The phone and flash drive were wedged in the valve so that water continuously rushed into the tank but didn’t accumulate. Even though the tank held only an inch of water, plucking the plastic Baggie from its depths skeeved her out. Grimacing, she dipped her hand into the tank, grabbed it with the tips of her fingers and pulled it above the water line. The information hidden away on the phone and flash drive had caused so much misery. Her heart skipped a beat.
Bad vibes hovered in the air. Goose bumps dotted her bare arms and she flicked her gaze around the bathroom, looking for the source of her discomfort. She half expected to find Darcy tucked away in the corner, ready to pounce. But he was in police custody. No one lurked in the shadows ready to kill her for the information on the devices. Still, anxiety buzzed in the back of her mind like a tiny mosquito.
She stared at the plastic sandwich bag, unable to rip it open. A person died because of this phone and flash drive, the information they held could still pose a danger. Her logical side urged her to stop being so namby-pamby and open the damn thing.
Legally, she needed to get the phone and flash drive to Hank. She knew that. But there was no way she’d give it to him before finding out what information was worth Kendall’s life. Too much had happened to ignore the answers in her lap. She shrugged; she’d find a way to explain it to Hank.
She unsnapped the bag and yanked out the pink phone. Without pausing, she pushed the button to power it up. Kendall’s smiling face stared up at her. The dead girl’s arms hung around a frat boy’s neck, her eyelids at half-mast. They wore New Year’s Eve hats. An extended party blower jutted from Kendall’s mouth. It pointed at Claire like an accusing finger.
“Jake, where are you?”
A pan clanked against the kitchen floor.
“You okay? Do you need help?”
Another small crash sounded. “I’ve got it.”

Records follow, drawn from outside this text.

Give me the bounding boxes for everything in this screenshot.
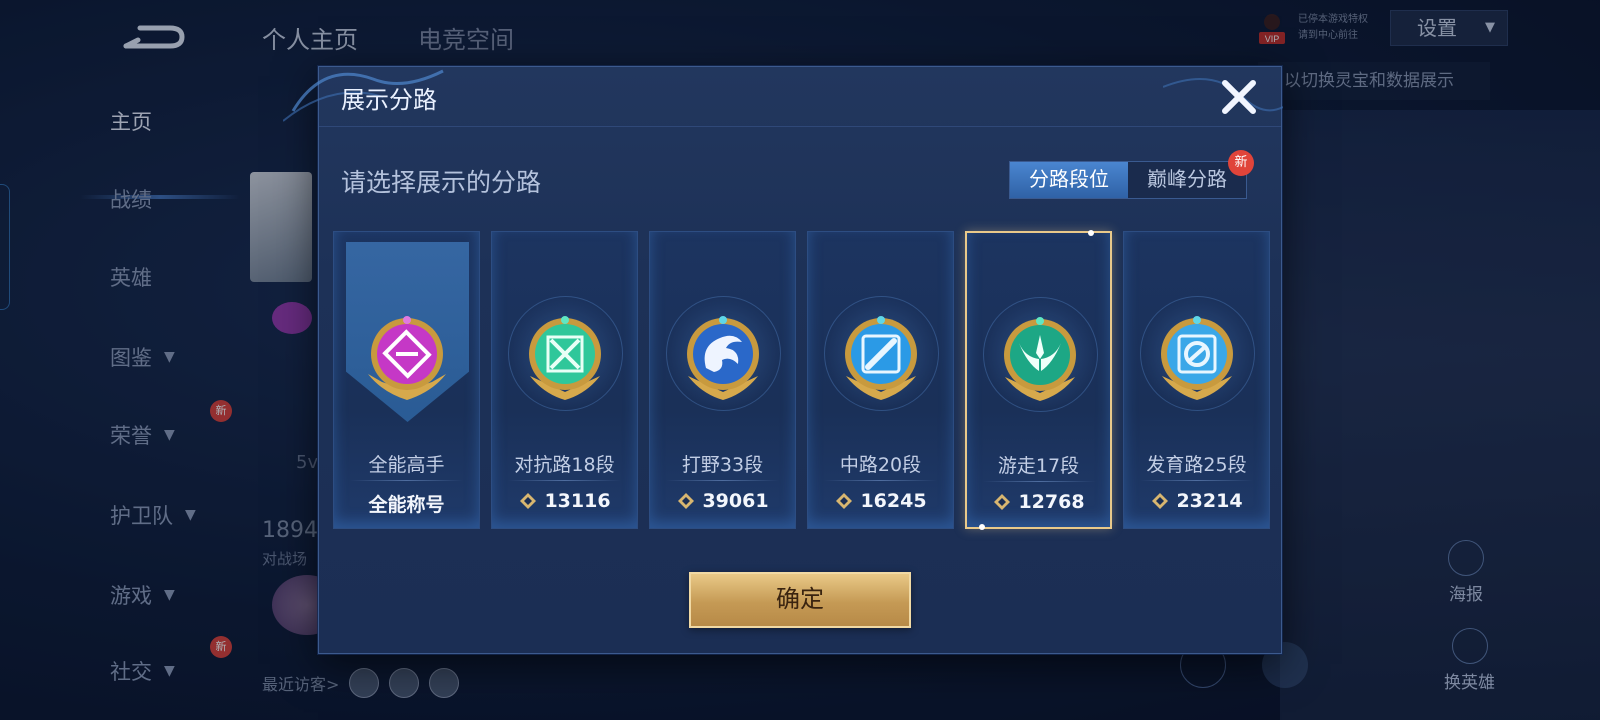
lane-name: 发育路25段 — [1146, 454, 1247, 476]
roam-emblem-icon — [1004, 317, 1076, 401]
dialog-header: 展示分路 — [319, 67, 1281, 127]
divider — [350, 480, 463, 481]
lane-display-dialog: 展示分路 请选择展示的分路 分路段位 巅峰分路 新 全能高手 全能称号 对抗路1… — [283, 66, 1283, 654]
lane-name: 中路20段 — [839, 454, 922, 476]
lane-score: 12768 — [967, 491, 1110, 513]
tab-lane-rank[interactable]: 分路段位 — [1010, 162, 1128, 198]
confirm-button[interactable]: 确定 — [689, 572, 911, 628]
score-icon — [520, 493, 537, 509]
lane-card-jungle[interactable]: 打野33段 39061 — [649, 231, 796, 529]
lane-score-value: 13116 — [544, 490, 611, 512]
lane-card-farm-lane[interactable]: 发育路25段 23214 — [1123, 231, 1270, 529]
prompt-text: 请选择展示的分路 — [341, 168, 542, 197]
lane-score: 13116 — [492, 490, 637, 512]
lane-card-list: 全能高手 全能称号 对抗路18段 13116 打野33段 39061 中路20段… — [333, 230, 1270, 530]
lane-card-mid-lane[interactable]: 中路20段 16245 — [807, 231, 954, 529]
lane-name: 打野33段 — [681, 454, 764, 476]
tab-label: 巅峰分路 — [1147, 167, 1227, 191]
lane-score-value: 23214 — [1176, 490, 1243, 512]
dialog-title: 展示分路 — [341, 86, 437, 114]
jungle-emblem-icon — [687, 316, 759, 400]
lane-score: 23214 — [1124, 490, 1269, 512]
lane-value: 全能称号 — [334, 490, 479, 517]
divider — [1140, 480, 1253, 481]
lane-card-clash-lane[interactable]: 对抗路18段 13116 — [491, 231, 638, 529]
lane-value-text: 全能称号 — [368, 494, 445, 516]
divider — [824, 480, 937, 481]
clash-lane-emblem-icon — [529, 316, 601, 400]
divider — [508, 480, 621, 481]
farm-lane-emblem-icon — [1161, 316, 1233, 400]
score-icon — [1152, 493, 1169, 509]
lane-score-value: 12768 — [1018, 491, 1085, 513]
divider — [666, 480, 779, 481]
divider — [983, 481, 1096, 482]
score-icon — [994, 494, 1011, 510]
lane-score: 39061 — [650, 490, 795, 512]
lane-score: 16245 — [808, 490, 953, 512]
score-icon — [678, 493, 695, 509]
corner-dot — [979, 524, 985, 530]
lane-name: 游走17段 — [997, 455, 1080, 477]
corner-dot — [1088, 230, 1094, 236]
lane-card-roam[interactable]: 游走17段 12768 — [965, 230, 1112, 530]
close-icon[interactable] — [1219, 77, 1259, 117]
new-badge: 新 — [1228, 150, 1254, 176]
lane-card-all-round[interactable]: 全能高手 全能称号 — [333, 231, 480, 529]
lane-name: 对抗路18段 — [514, 454, 615, 476]
score-icon — [836, 493, 853, 509]
lane-mode-tabs: 分路段位 巅峰分路 新 — [1009, 150, 1254, 199]
all-round-emblem-icon — [368, 316, 446, 400]
lane-name: 全能高手 — [368, 454, 445, 476]
mid-lane-emblem-icon — [845, 316, 917, 400]
lane-score-value: 39061 — [702, 490, 769, 512]
lane-score-value: 16245 — [860, 490, 927, 512]
tab-peak-lane[interactable]: 巅峰分路 新 — [1128, 150, 1254, 198]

Judging by his gruff tone, Claire figured her offer must have offended his testosterone-required pride. Men.
Intent on her discovery, she shook the canary-yellow flash drive onto her palm. What if it really did hold the key to three million dollars? The thought blew her away. She needed to get to her laptop. Clutching the evidence, she hightailed it out of the bathroom.